Bora muitos anarcocapitalistas neguem que a própria posição ancap é atomista, podemos ver que a posição ancap sendo de forma totalmente a favor de um egoísmo e de um individualismo total. Ou seja, quanto mais individualizada e egoísta é a sociedade, mais atomizada ela será.

            Individualismo e egoísmo são coisas distintas, e o autor as coloca no mesmo barco como se fossem similares e ambas desvirtuosas. O anarcocapitalismo prega o individualismo, apenas, não o egoísmo ou o atomismo. O que é defendido é o indivíduo, o direito que ele tem de tomar as decisões finais sobre seus recursos – o que inclui o próprio corpo –, desde que estas decisões não infrinjam na autonomia de outros indivíduos. Isso significa que decisões coletivas não podem sobrepor as individuais, como ocorre na democracia, e que decisões individuais unilaterais que infringem na autonomia de outros indivíduos também não são aceitáveis, como ocorre num roubo ou estupro, nos quais o outro indivíduo não é respeitado como fim em si mesmo, por exemplo. A defesa da individualidade é, em última instância, a defesa da autonomia do sujeito, como agente moral possuidor de direitos; da não submissão de um indivíduo a outro por meio da força, isto é, da agressão. Isso não tem absolutamente nada a ver com egoísmo, que é tido como uma atitude desvirtuosa, na qual o interesse pessoal é mais importante que o das outras pessoas e que, por conta disso, estes podem ser sobrepostos.
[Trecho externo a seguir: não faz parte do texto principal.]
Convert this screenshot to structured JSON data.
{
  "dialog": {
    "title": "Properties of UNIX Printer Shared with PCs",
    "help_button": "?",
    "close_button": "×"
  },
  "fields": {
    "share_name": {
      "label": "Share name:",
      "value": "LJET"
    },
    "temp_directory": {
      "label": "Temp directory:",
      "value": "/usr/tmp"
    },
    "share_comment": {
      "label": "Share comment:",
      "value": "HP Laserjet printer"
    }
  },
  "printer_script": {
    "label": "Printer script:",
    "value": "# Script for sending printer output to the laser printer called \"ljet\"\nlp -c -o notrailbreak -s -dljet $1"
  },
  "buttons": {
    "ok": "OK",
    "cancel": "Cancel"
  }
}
Para os anarcocapitalistas, Egoísmo de fato é algo natural e que pertence a natureza humana, o que em si não está errado. Mas, os Anarcocapitalistas dizem que é impossível não ser egoísta e que tudo está sendo movimento pelo egoísmo, ou seja, quem é contra a prática do egoísmo logo é contra a natureza humana. […] Se toda natureza humana é movida pelo egoísmo, então ajudar uma pessoa também é movido pelo egoísmo? será que também uma doação a caridade é movido pelo egoísmo?

            Como Mises argumenta em seu livro Ação Humana, todas as ações individuais têm como finalidade a busca por um estado de satisfação maior, a fuga do desconforto, isto é, a busca pela felicidade. Não há ação se não houver motivação para que ela aconteça, e não há motivação caso o sujeito não possa formular juízos acerca das opções que tem para usar seus recursos. Assim, toda ação é uma expressão física da vontade de um indivíduo, ainda que a ação em si não traga os resultados desejados. Tendo isso em vista, é possível concluir que todas as ações, inclusive aquelas tidas como altruístas, são, na verdade, fruto da vontade de o agente aumentar seu estado de satisfação interno. Caso o autor considere isso como egoísmo, então, sim, todos são egoístas, pois não tem como escapar disso.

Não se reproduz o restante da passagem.